X_train, X_test, y_train, y_test = train_test_split(X, y, test_size=0.2, random_state=42)

clf = DecisionTreeClassifier(criterion='gini')
clf.fit(X_train, y_train)

pred = clf.predict(X_test)
acc = accuracy_score(y_test, pred)

print("Accuracy:", acc)
print("Feature Importances:", clf.feature_importances_)

Accuracy: 1.0
Feature Importances: [0.01667014 0.         0.40593501 0.57739485]


In [2]:
# Question 7
from sklearn.tree import DecisionTreeClassifier
from sklearn.metrics import accuracy_score

# Fully grown tree
full = DecisionTreeClassifier()
full.fit(X_train, y_train)
full_acc = accuracy_score(y_test, full.predict(X_test))

# max_depth=3
limited = DecisionTreeClassifier(max_depth=3)
limited.fit(X_train, y_train)
limited_acc = accuracy_score(y_test, limited.predict(X_test))

print("Full Tree Accuracy:", full_acc)
print("Max Depth=3 Accuracy:", limited_acc)

Full Tree Accuracy: 1.0
Max Depth=3 Accuracy: 1.0


In [6]:
# Question 8
from sklearn.datasets import fetch_california_housing
from sklearn.tree import DecisionTreeRegressor
from sklearn.metrics import mean_squared_error

import warnings
warnings.filterwarnings('ignore')

housing = fetch_california_housing()
Xb, yb = housing.data, housing.target

Xb_train, Xb_test, yb_train, yb_test = train_test_split(Xb, yb, test_size=0.2, random_state=42)

reg = DecisionTreeRegressor()
reg.fit(Xb_train, yb_train)

pred_b = reg.predict(Xb_test)
mse = mean_squared_error(yb_test, pred_b)

print("MSE:", mse)
print("Feature Importances:", reg.feature_importances_)

MSE: 0.4942615214722141
Feature Importances: [0.52936799 0.05168014 0.05398948 0.02855997 0.02999578 0.13036844
 0.0933088  0.08272941]


In [4]:
# Question 9
from sklearn.model_selection import GridSearchCV

params = {
    'max_depth': [2, 3, 4, 5, None],
    'min_samples_split': [2, 5, 10]
}

grid = GridSearchCV(DecisionTreeClassifier(), params, cv=5)
grid.fit(X_train, y_train)

print("Best Params:", grid.best_params_)
print("Best Accuracy:", grid.best_score_)

Best Params: {'max_depth': 4, 'min_samples_split': 2}
Best Accuracy: 0.9416666666666668


## Question 10
**Steps for disease prediction model:**

1. **Handle Missing Values**  
   - Numerical: mean/median imputation  
   - Categorical: mode imputation  
   - Optionally use advanced techniques like KNN imputer.

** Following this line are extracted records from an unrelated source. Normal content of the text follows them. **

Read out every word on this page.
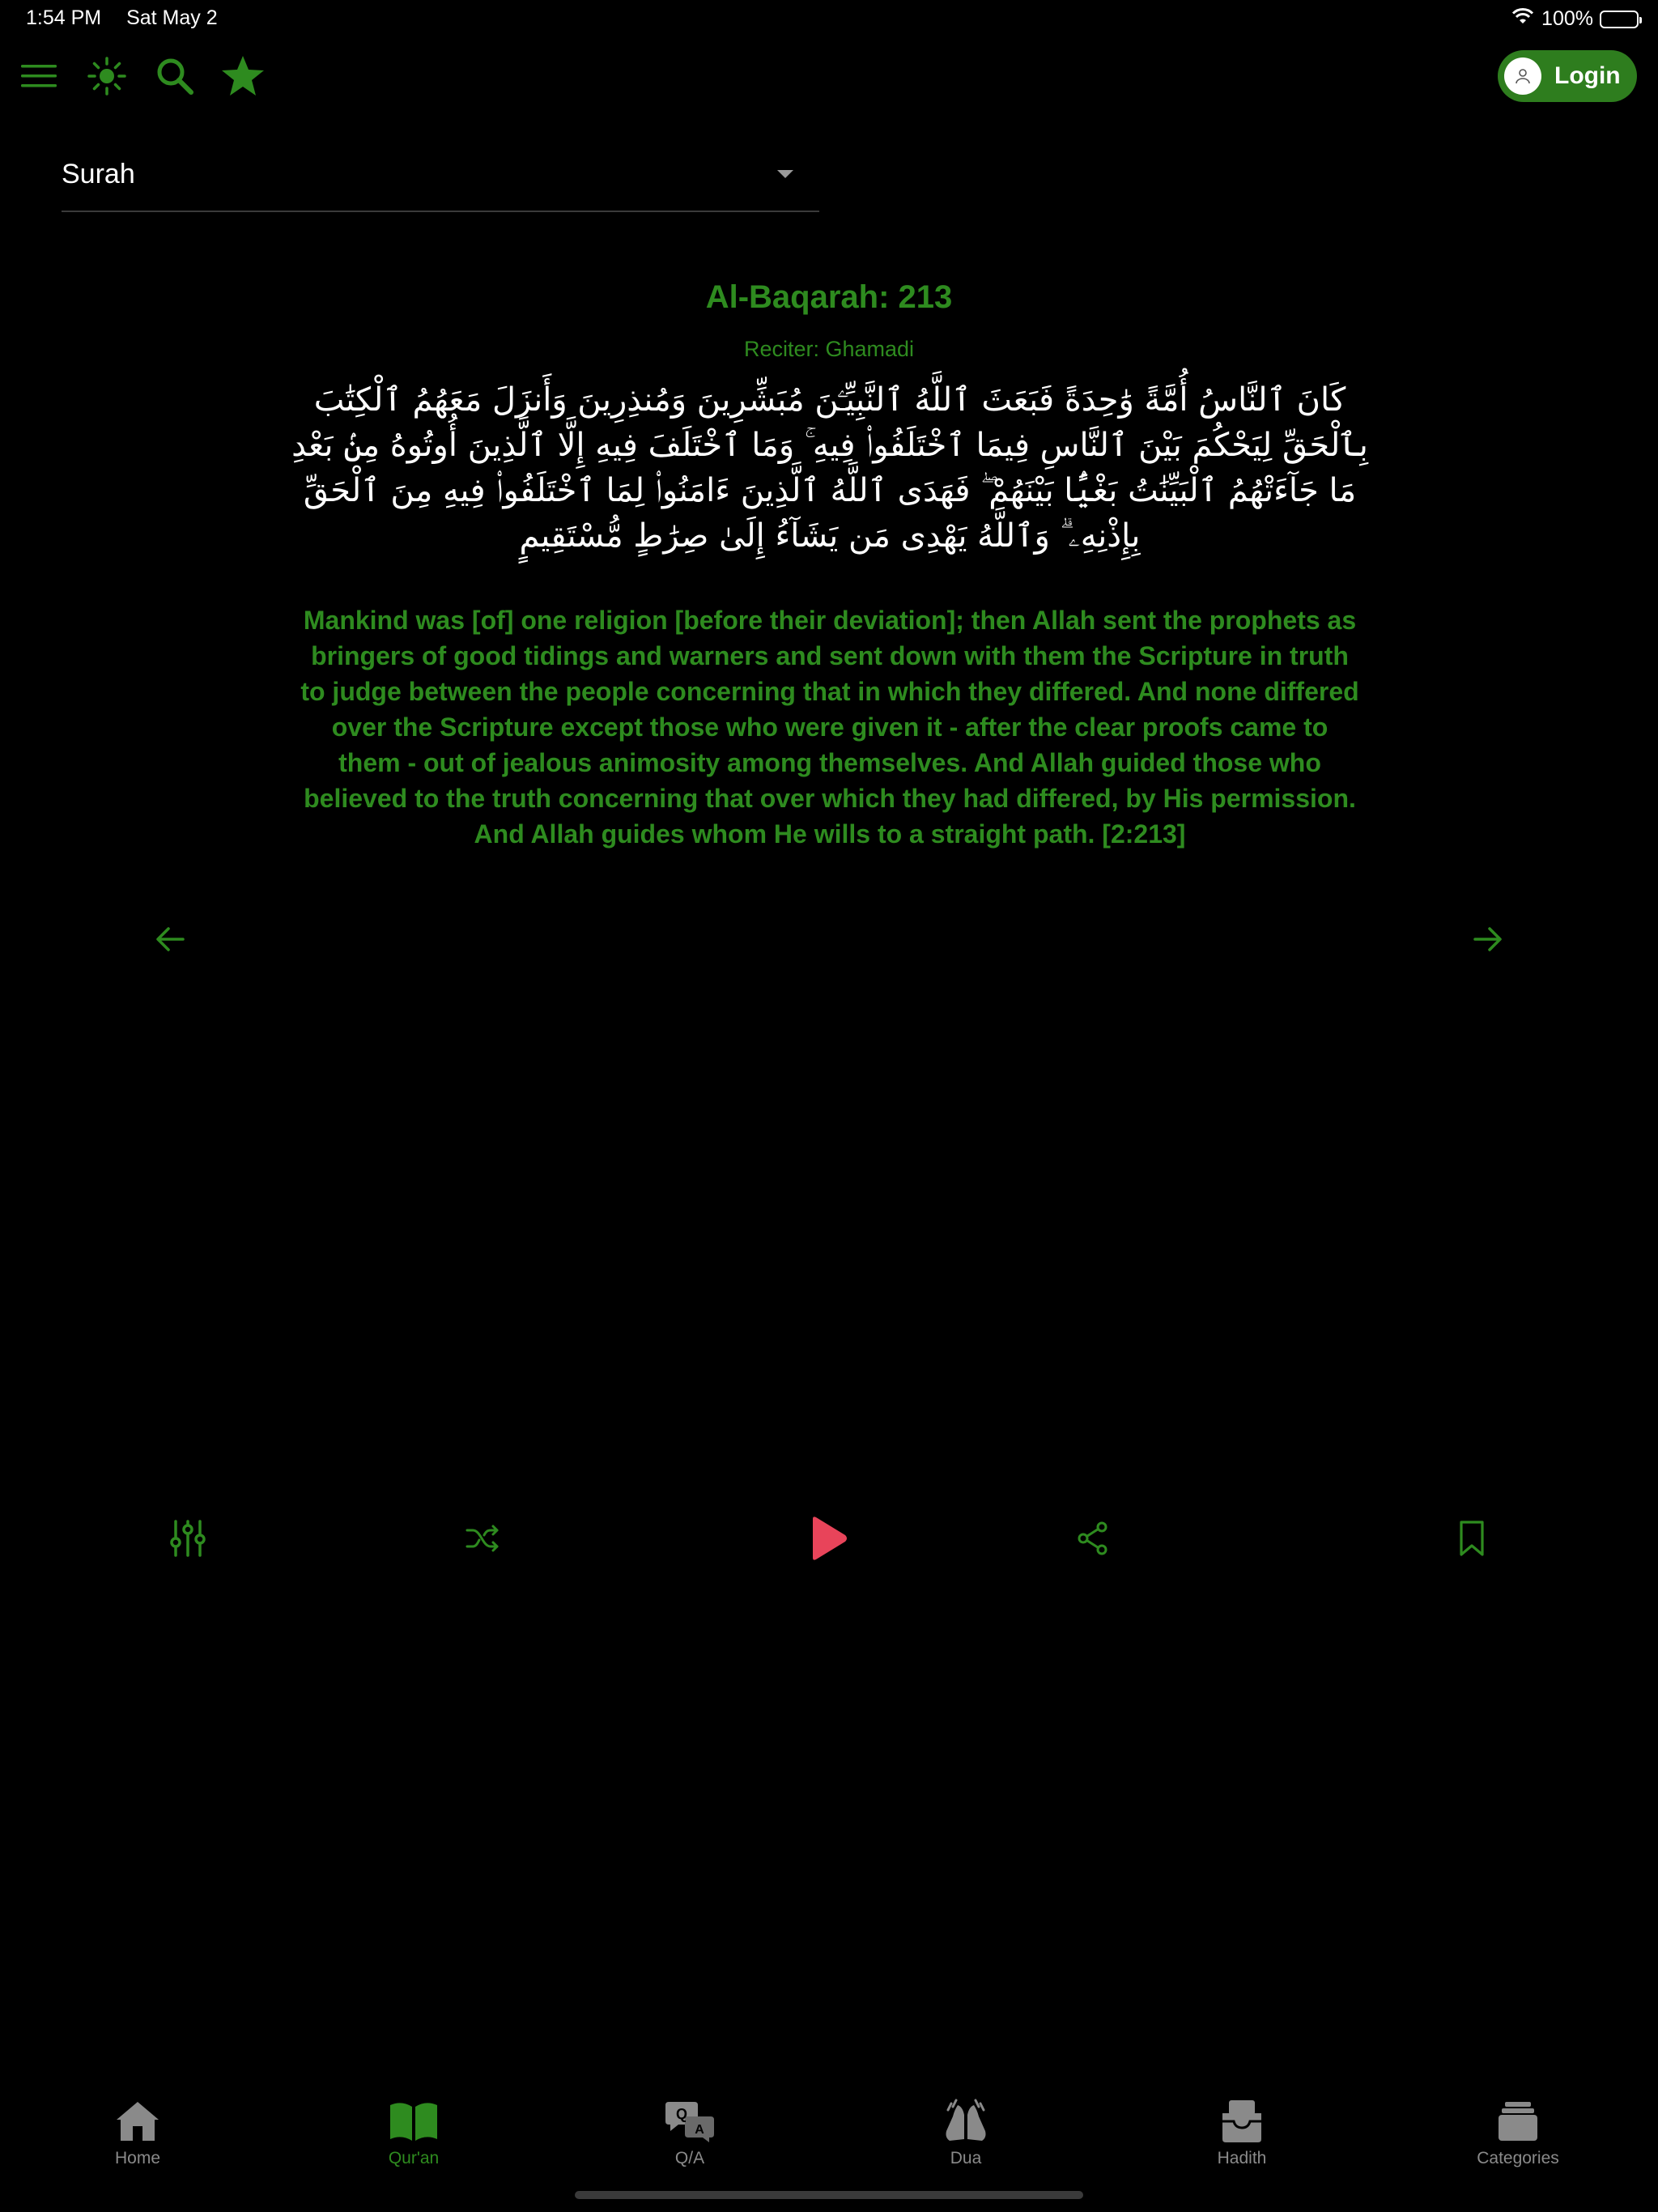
1:54 PM Sat May 2	100%
Login
Surah
Al-Baqarah: 213
Reciter: Ghamadi
كَانَ ٱلنَّاسُ أُمَّةً وَٰحِدَةً فَبَعَثَ ٱللَّهُ ٱلنَّبِيِّـۧنَ مُبَشِّرِينَ وَمُنذِرِينَ وَأَنزَلَ مَعَهُمُ ٱلْكِتَٰبَ بِٱلْحَقِّ لِيَحْكُمَ بَيْنَ ٱلنَّاسِ فِيمَا ٱخْتَلَفُوا۟ فِيهِ ۚ وَمَا ٱخْتَلَفَ فِيهِ إِلَّا ٱلَّذِينَ أُوتُوهُ مِنۢ بَعْدِ مَا جَآءَتْهُمُ ٱلْبَيِّنَٰتُ بَغْيًۢا بَيْنَهُمْ ۖ فَهَدَى ٱللَّهُ ٱلَّذِينَ ءَامَنُوا۟ لِمَا ٱخْتَلَفُوا۟ فِيهِ مِنَ ٱلْحَقِّ بِإِذْنِهِۦ ۗ وَٱللَّهُ يَهْدِى مَن يَشَآءُ إِلَىٰ صِرَٰطٍ مُّسْتَقِيمٍ
Mankind was [of] one religion [before their deviation]; then Allah sent the prophets as bringers of good tidings and warners and sent down with them the Scripture in truth to judge between the people concerning that in which they differed. And none differed over the Scripture except those who were given it - after the clear proofs came to them - out of jealous animosity among themselves. And Allah guided those who believed to the truth concerning that over which they had differed, by His permission. And Allah guides whom He wills to a straight path. [2:213]
Home	Qur'an
Q
A
Q/A	Dua	Hadith	Categories
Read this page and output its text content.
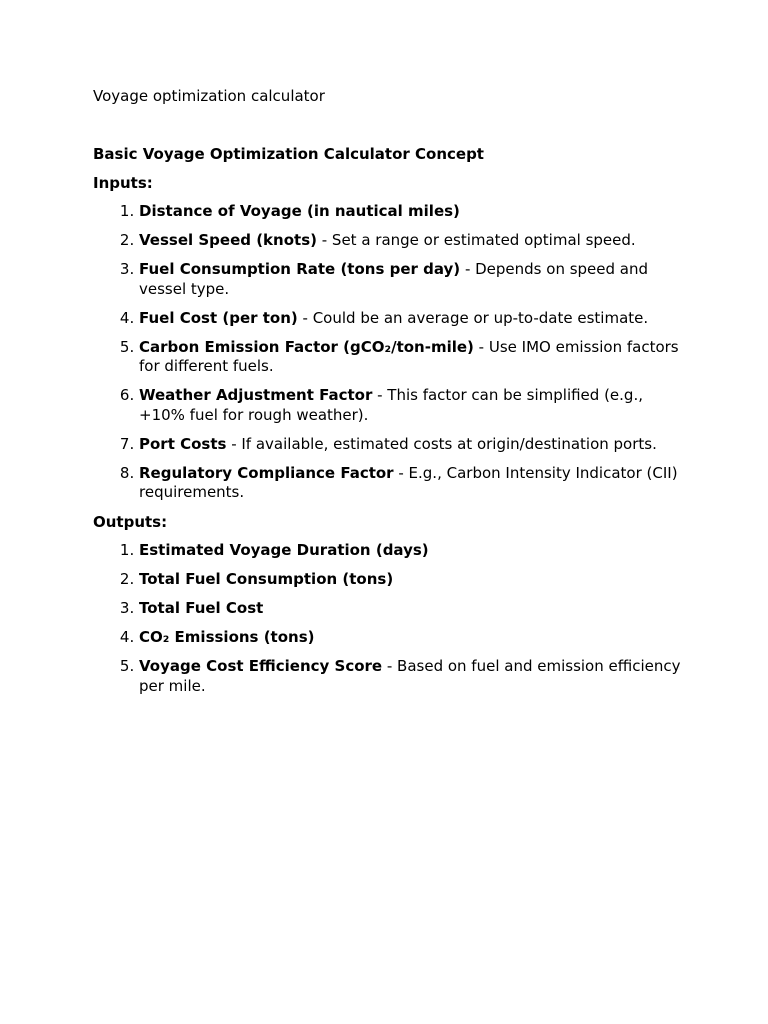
Voyage optimization calculator

Basic Voyage Optimization Calculator Concept

Inputs:
1. Distance of Voyage (in nautical miles)
2. Vessel Speed (knots) - Set a range or estimated optimal speed.
3. Fuel Consumption Rate (tons per day) - Depends on speed and vessel type.
4. Fuel Cost (per ton) - Could be an average or up-to-date estimate.
5. Carbon Emission Factor (gCO₂/ton-mile) - Use IMO emission factors for different fuels.
6. Weather Adjustment Factor - This factor can be simplified (e.g., +10% fuel for rough weather).
7. Port Costs - If available, estimated costs at origin/destination ports.
8. Regulatory Compliance Factor - E.g., Carbon Intensity Indicator (CII) requirements.
Outputs:
1. Estimated Voyage Duration (days)
2. Total Fuel Consumption (tons)
3. Total Fuel Cost
4. CO₂ Emissions (tons)
5. Voyage Cost Efficiency Score - Based on fuel and emission efficiency per mile.
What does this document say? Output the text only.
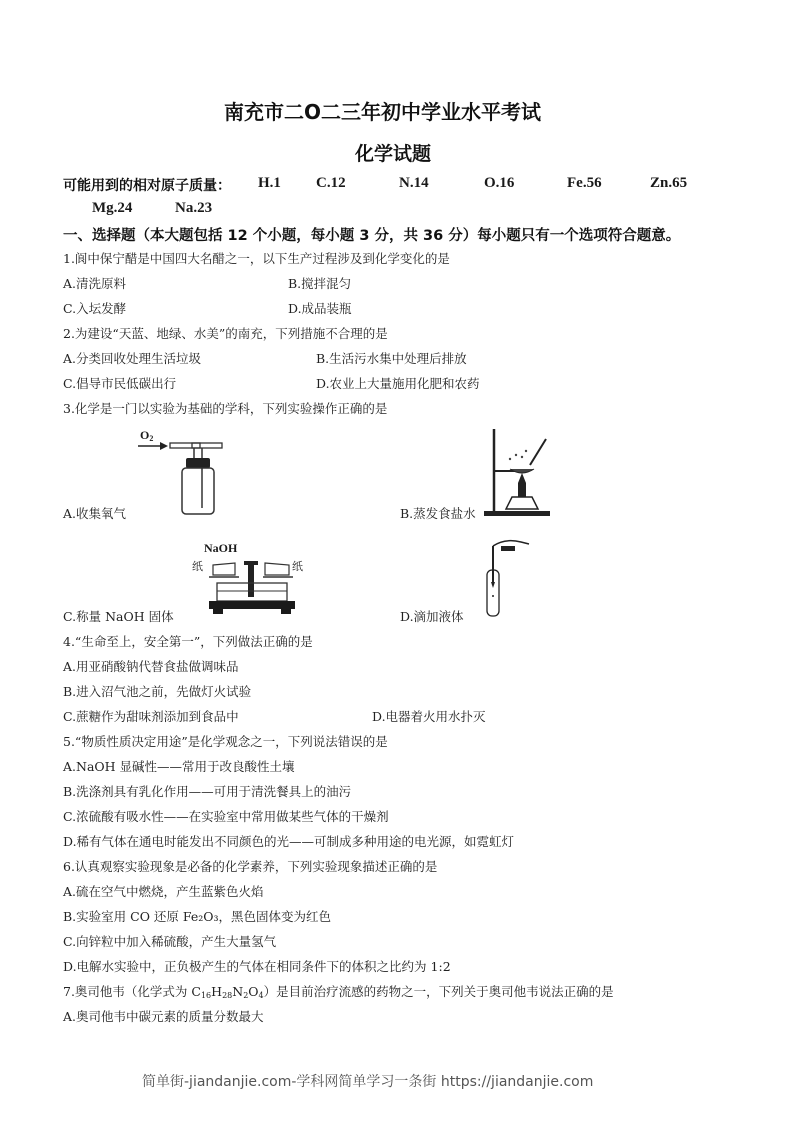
南充市二O二三年初中学业水平考试
化学试题
可能用到的相对原子质量： H.1 C.12	N.14	O.16	Fe.56	Zn.65
Mg.24	Na.23
一、选择题（本大题包括 12 个小题，每小题 3 分，共 36 分）每小题只有一个选项符合题意。
1.阆中保宁醋是中国四大名醋之一，以下生产过程涉及到化学变化的是
A.清洗原料	B.搅拌混匀
C.入坛发酵	D.成品装瓶
2.为建设“天蓝、地绿、水美”的南充，下列措施不合理的是
A.分类回收处理生活垃圾	B.生活污水集中处理后排放
C.倡导市民低碳出行	D.农业上大量施用化肥和农药
3.化学是一门以实验为基础的学科，下列实验操作正确的是
$O_2$
A.收集氧气	B.蒸发食盐水
NaOH
纸	纸
C.称量 NaOH 固体	D.滴加液体
4.“生命至上，安全第一”，下列做法正确的是
A.用亚硝酸钠代替食盐做调味品
B.进入沼气池之前，先做灯火试验
C.蔗糖作为甜味剂添加到食品中	D.电器着火用水扑灭
5.“物质性质决定用途”是化学观念之一，下列说法错误的是
A.NaOH 显碱性——常用于改良酸性土壤
B.洗涤剂具有乳化作用——可用于清洗餐具上的油污
C.浓硫酸有吸水性——在实验室中常用做某些气体的干燥剂
D.稀有气体在通电时能发出不同颜色的光——可制成多种用途的电光源，如霓虹灯
6.认真观察实验现象是必备的化学素养，下列实验现象描述正确的是
A.硫在空气中燃烧，产生蓝紫色火焰
B.实验室用 CO 还原 Fe₂O₃，黑色固体变为红色
C.向锌粒中加入稀硫酸，产生大量氢气
D.电解水实验中，正负极产生的气体在相同条件下的体积之比约为 1:2
7.奥司他韦（化学式为 $C_{16}H_{28}N_2O_4$）是目前治疗流感的药物之一，下列关于奥司他韦说法正确的是
A.奥司他韦中碳元素的质量分数最大
简单街-jiandanjie.com-学科网简单学习一条街 https://jiandanjie.com
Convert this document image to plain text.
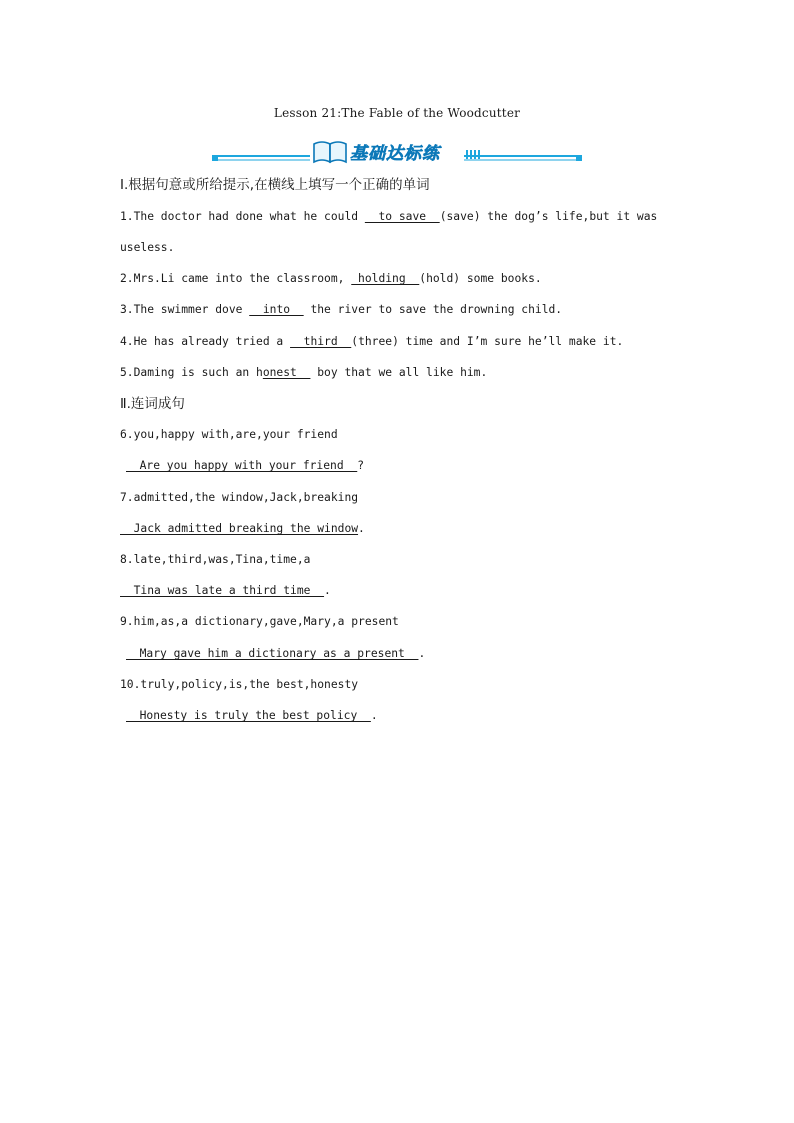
Lesson 21:The Fable of the Woodcutter
基础达标练
Ⅰ.根据句意或所给提示,在横线上填写一个正确的单词
1.The doctor had done what he could   to save  (save) the dog’s life,but it was
useless.
2.Mrs.Li came into the classroom,  holding  (hold) some books.
3.The swimmer dove   into   the river to save the drowning child.
4.He has already tried a   third  (three) time and I’m sure he’ll make it.
5.Daming is such an honest   boy that we all like him.
Ⅱ.连词成句
6.you,happy with,are,your friend
Are you happy with your friend  ?
7.admitted,the window,Jack,breaking
Jack admitted breaking the window.
8.late,third,was,Tina,time,a
Tina was late a third time  .
9.him,as,a dictionary,gave,Mary,a present
Mary gave him a dictionary as a present  .
10.truly,policy,is,the best,honesty
Honesty is truly the best policy  .
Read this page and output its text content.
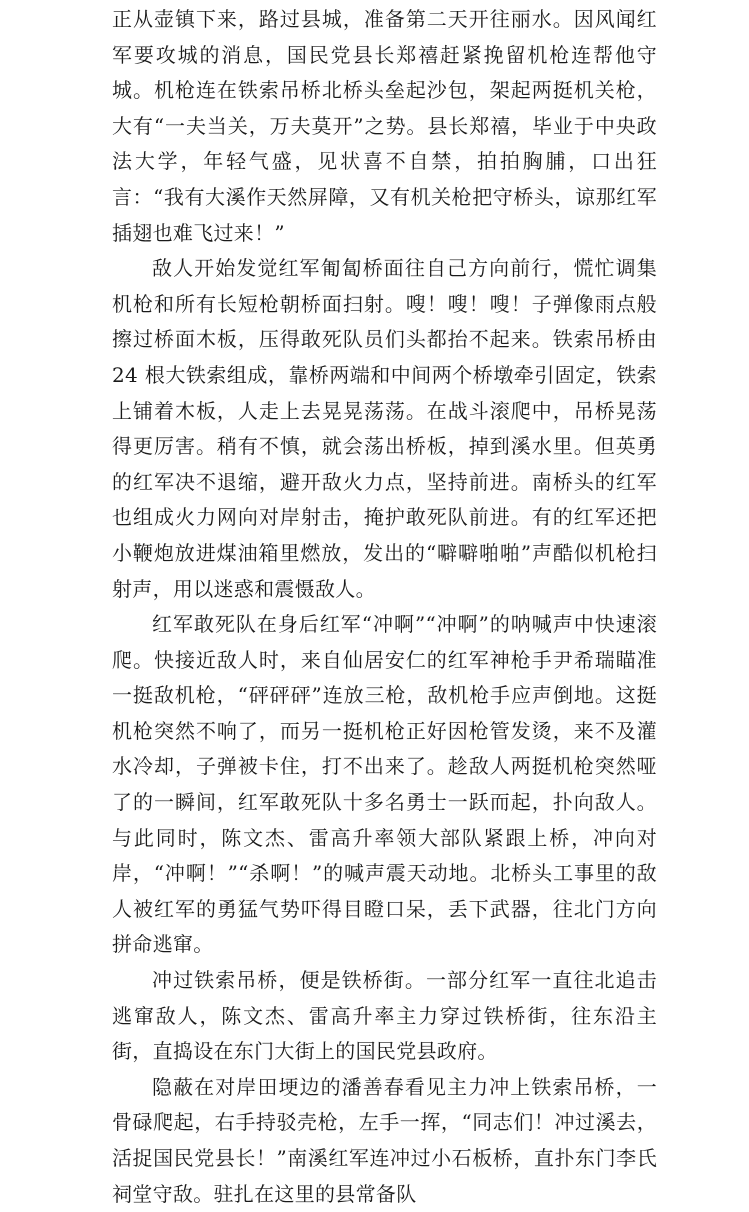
正从壶镇下来，路过县城，准备第二天开往丽水。因风闻红军要攻城的消息，国民党县长郑禧赶紧挽留机枪连帮他守城。机枪连在铁索吊桥北桥头垒起沙包，架起两挺机关枪，大有“一夫当关，万夫莫开”之势。县长郑禧，毕业于中央政法大学，年轻气盛，见状喜不自禁，拍拍胸脯，口出狂言：“我有大溪作天然屏障，又有机关枪把守桥头，谅那红军插翅也难飞过来！”

敌人开始发觉红军匍匐桥面往自己方向前行，慌忙调集机枪和所有长短枪朝桥面扫射。嗖！嗖！嗖！子弹像雨点般擦过桥面木板，压得敢死队员们头都抬不起来。铁索吊桥由 24 根大铁索组成，靠桥两端和中间两个桥墩牵引固定，铁索上铺着木板，人走上去晃晃荡荡。在战斗滚爬中，吊桥晃荡得更厉害。稍有不慎，就会荡出桥板，掉到溪水里。但英勇的红军决不退缩，避开敌火力点，坚持前进。南桥头的红军也组成火力网向对岸射击，掩护敢死队前进。有的红军还把小鞭炮放进煤油箱里燃放，发出的“噼噼啪啪”声酷似机枪扫射声，用以迷惑和震慑敌人。

红军敢死队在身后红军“冲啊”“冲啊”的呐喊声中快速滚爬。快接近敌人时，来自仙居安仁的红军神枪手尹希瑞瞄准一挺敌机枪，“砰砰砰”连放三枪，敌机枪手应声倒地。这挺机枪突然不响了，而另一挺机枪正好因枪管发烫，来不及灌水冷却，子弹被卡住，打不出来了。趁敌人两挺机枪突然哑了的一瞬间，红军敢死队十多名勇士一跃而起，扑向敌人。与此同时，陈文杰、雷高升率领大部队紧跟上桥，冲向对岸，“冲啊！”“杀啊！”的喊声震天动地。北桥头工事里的敌人被红军的勇猛气势吓得目瞪口呆，丢下武器，往北门方向拼命逃窜。

冲过铁索吊桥，便是铁桥街。一部分红军一直往北追击逃窜敌人，陈文杰、雷高升率主力穿过铁桥街，往东沿主街，直捣设在东门大街上的国民党县政府。

隐蔽在对岸田埂边的潘善春看见主力冲上铁索吊桥，一骨碌爬起，右手持驳壳枪，左手一挥，“同志们！冲过溪去，活捉国民党县长！”南溪红军连冲过小石板桥，直扑东门李氏祠堂守敌。驻扎在这里的县常备队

2. **Encode Categorical Features**  
   - Use one-hot encoding for non-ordinal data  
   - Label encoding if order exists.

3. **Train a Decision Tree Model**  
   - Fit the tree on cleaned and encoded data  
   - Use criteria like Gini/Entropy.

4. **Hyperparameter Tuning**  
   - Use GridSearchCV to tune max_depth, min_samples_split, min_samples_leaf.

5. **Evaluate Performance**  
   - Use accuracy, precision, recall, F1-score, confusion matrix.

**Business Value:**  
This model helps early disease detection, reduces healthcare costs, improves patient outcomes, and assists doctors in decision-making.